Combined Bone Marrow Mesenchymal Stem Cells-derived Nanovesicles and Low-Level Laser Therapy Potentiate Proliferation and Osteogenesis of Bone Marrow Mesenchymal Stem Cells

Jingwei Zhang¹Tonghao Yao¹Qi Han²Yongqiang Mo¹Dailuo Li¹Zhengye Zhang¹Lihuang Cui¹Zhibin Geng¹Weitao He¹Jingtao Chen¹Xin Liu¹Xintao Wang^1*

• ¹The Second Affiliated Hospital of Harbin Medical University, Harbin, China
• ²The Frist Affiliated Hospital of Shandong Second Medical University, Weifang, China

Abstract Addressing the persistent challenge of bone defect repair requires innovative bioengineering strategies. Enhancing the biological activity of bone marrow mesenchymal stem cells (BMSCs) is pivotal for effective bone regeneration. This study pioneers a novel combinatorial bioengineering approach leveraging two distinct biotechnological modalities: low-level laser therapy (LLLT) and BMSCs-derived nanovesicles (BMSC-NVs). LLLT, a non-invasive biophysical stimulation technique with defined light parameters, is known to prime cellular responses. Concurrently, BMSC-NVs represent an emerging engineered cell-free therapeutic platform with significant promise for tissue regeneration. Thus, we hypothesize that combining LLLT's direct regulatory effects on BMSCs with the bioactive cargo of BMSC-NVs will synergistically enhance BMSCs function. This study presents the first evaluation of the combined impact of LLLT irradiation and BMSC-NVs on the proliferation and osteogenic differentiation of rat BMSCs in vitro. Cell proliferation was quantified using CCK-8 assay, while osteogenic differentiation was assessed through alkaline phosphatase staining, alizarin red staining, and real-time quantitative polymerase chain reaction (osteogenic gene expression).

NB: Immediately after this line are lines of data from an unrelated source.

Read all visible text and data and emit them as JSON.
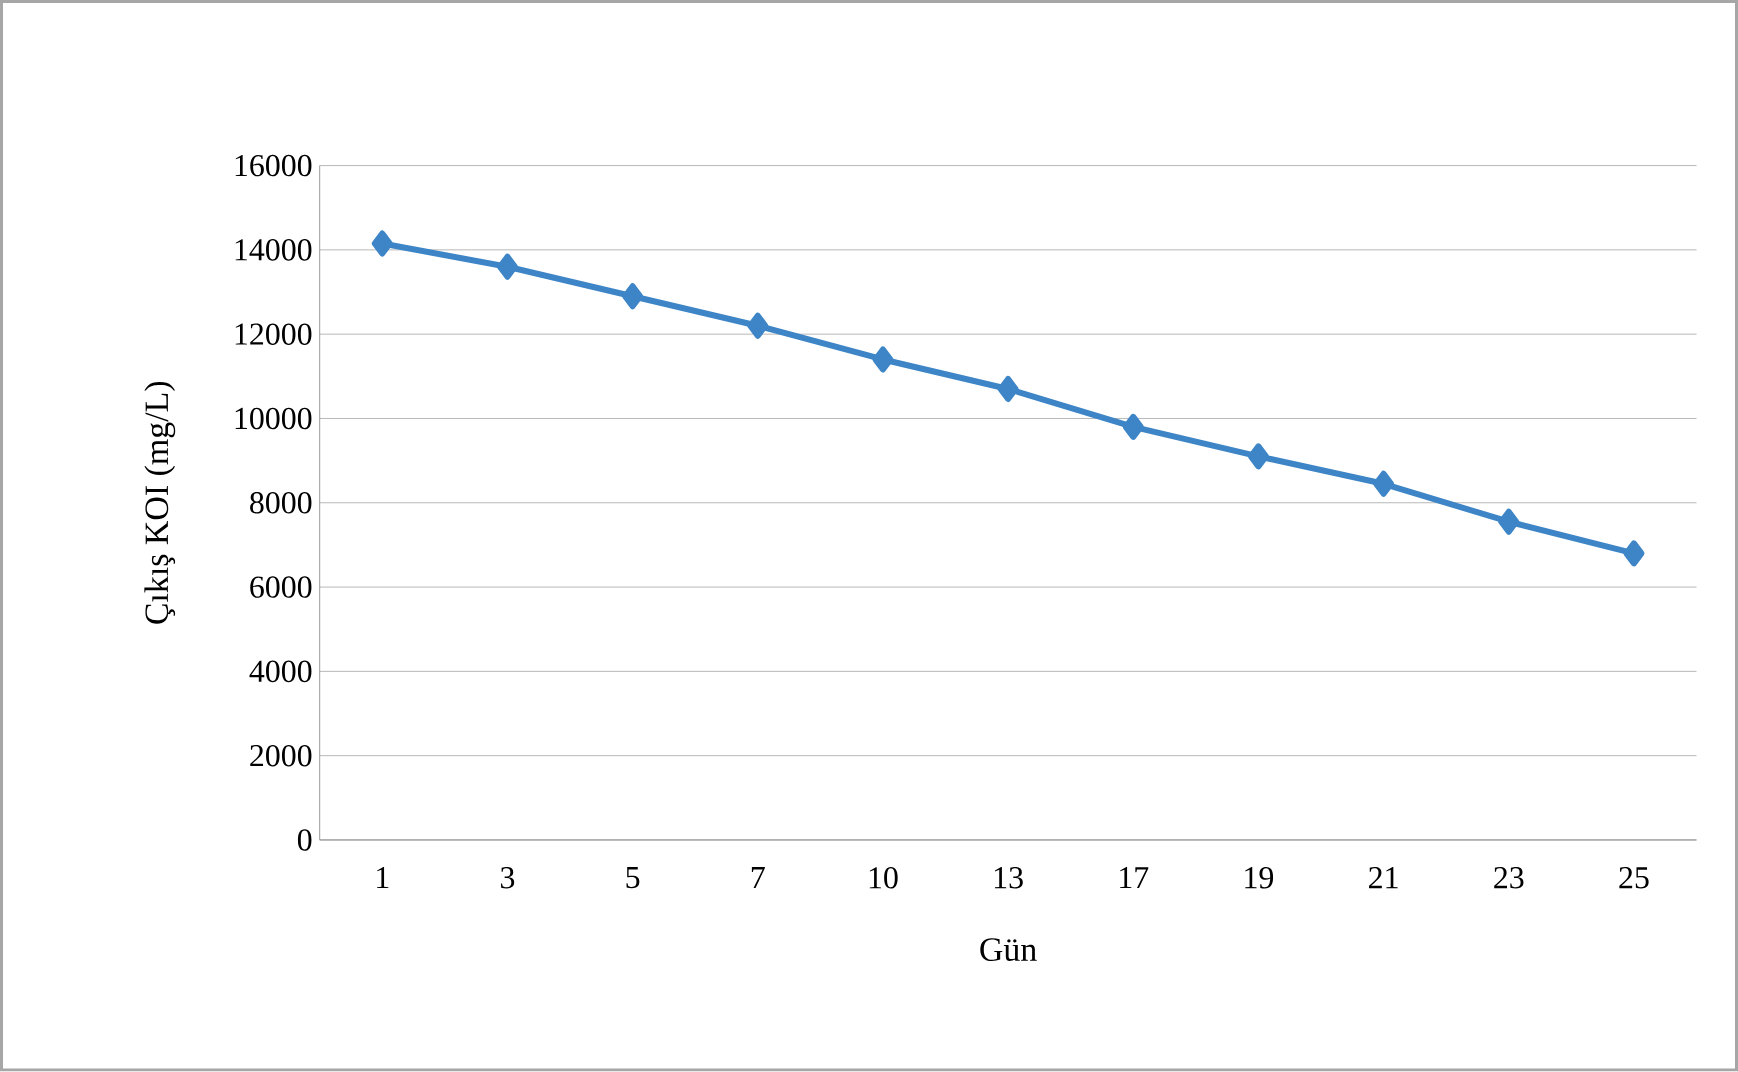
{
  "chart_data": {
    "type": "line",
    "xlabel": "Gün",
    "ylabel": "Çıkış  KOI (mg/L)",
    "categories": [
      "1",
      "3",
      "5",
      "7",
      "10",
      "13",
      "17",
      "19",
      "21",
      "23",
      "25"
    ],
    "series": [
      {
        "color": "#3d85c6",
        "values": [
          14150,
          13600,
          12900,
          12200,
          11400,
          10700,
          9800,
          9100,
          8450,
          7550,
          6800
        ]
      }
    ],
    "ylim": [
      0,
      16000
    ],
    "yticks": [
      0,
      2000,
      4000,
      6000,
      8000,
      10000,
      12000,
      14000,
      16000
    ],
    "grid": "y",
    "marker": "diamond",
    "line_style": "solid"
  }
}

Results demonstrate that the LLLT+BMSC-NVs combinatorial strategy effectively enhances BMSC proliferation capacity (as indicated by increased OD values measured via CCK-8 assay), ALP activity, mineralized nodule formation, and upregulation of key osteogenic genes (ALP, RUNX2), showing superior effects on both proliferation and osteogenic differentiation compared to individual LLLT or BMSC-NVs treatments. In conclusion, this study pioneers a novel cell-free therapeutic paradigm by synergistically integrating LLLT with BMSC-NVs, establishing a potent and promising bioengineering strategy for for bone defect repair.